Демографическая экспертиза гегемонов неустанно твердит о перенаселенности и о необходимости принятия самых решительных мер против рождаемости в «стран третьего мира». Культурофобная экспертиза твердит о безнадежном Национальном менталитете, который невозможно исправить, пока «это обреченное поколение» из стран «догоняющего развития» окончательно не уйдет со сцены (как ему поскорее помочь в этом?).
Словом, человечеству брошен действительно серьезный вызов, затрагивающий его планетарную перспективу. Если в обозримом будущем большинству стран «третьего мира» (сегодня пополняемому люмпенизируемым населением бывшего «второго мира») не удастся выстроить свою новую идентичность в качестве самостоятельного субъекта истории, то глобальная катастрофа неминуема.
Еще вчера мы оценивали ее как едва ли не стихийную, связанную с непреднамеренными эффектами технологического загрязнения среды, а также эффектами демографической перенаселенности, гонки вооружений и пр.
Сегодня она все явственнее выступает перед нами в ином качестве – как начатая победителями в «холодной войне» четвертая мировая война за передел мира и право беспрепятственно распоряжаться планетой по своему усмотрению. Нас не должен обманывать тот факт, что эта война пока что ведется постклассическими, нетрадиционными средствами, исключающими прямое физическое насилие. Суть не в формах пущенного в ход оружия, суть в том, каковы цели войны и масштабы задуманного захвата.

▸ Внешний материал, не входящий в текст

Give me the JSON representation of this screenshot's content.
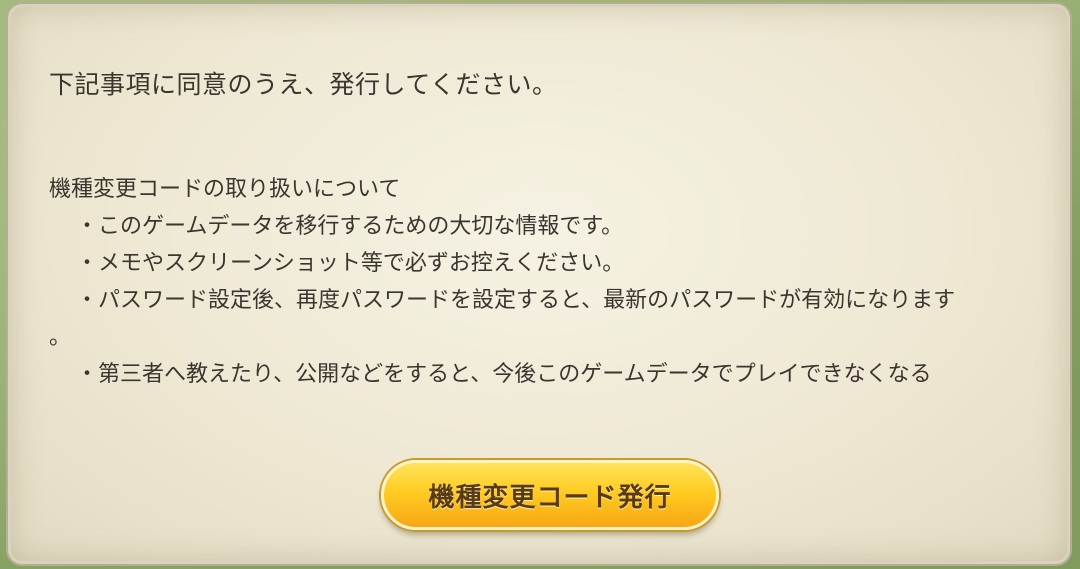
{
  "dialog": {
    "heading": "下記事項に同意のうえ、発行してください。",
    "notes_title": "機種変更コードの取り扱いについて",
    "bullet": "・",
    "notes": [
      "このゲームデータを移行するための大切な情報です。",
      "メモやスクリーンショット等で必ずお控えください。",
      "パスワード設定後、再度パスワードを設定すると、最新のパスワードが有効になります",
      "第三者へ教えたり、公開などをすると、今後このゲームデータでプレイできなくなる"
    ],
    "note_3_wrap": "。",
    "button_label": "機種変更コード発行"
  }
}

Классические войны были связаны с технологиями поражения человеческого тела, новейшие постклассические – с технологиями поражения человеческой души, теряющей нравственную и культурную опоры, словно Антей, оторванный от родной земли.
Но симптоматичен тот факт, что задуманный глобальный порядок имеет персонального воплотителя в лице единственной сверхдержавы. Эта персонификация вызова, брошенного большинству человечества, по законам идентификации-оппозиции облегчает и персонификацию стороны, получившей вызов. Больший драматизм наступающего периода мировой истории связан с тем, что глобализация гегемонистских сил, выступающих как организованный мировой субъект, обязывает и оппонентов этого замысла принять форму глобально организованного субъекта.
Пока существовал социалистический «второй мир», консолидация незападного большинства планеты затруднялась и социокультурными барьерами, и гегемонистскими притязаниями «второго мира», и законной настороженностью «третьего мира» в отношении своего непоследовательного союзника. Но проведение, которому угодно было неожиданно для всех толкнуть демократическую Россию, совсем было уже собравшуюся в «первый мир», именно в «третий мир», тем самым подготовило и новый расклад мировых сил, и новую перспективу человечества.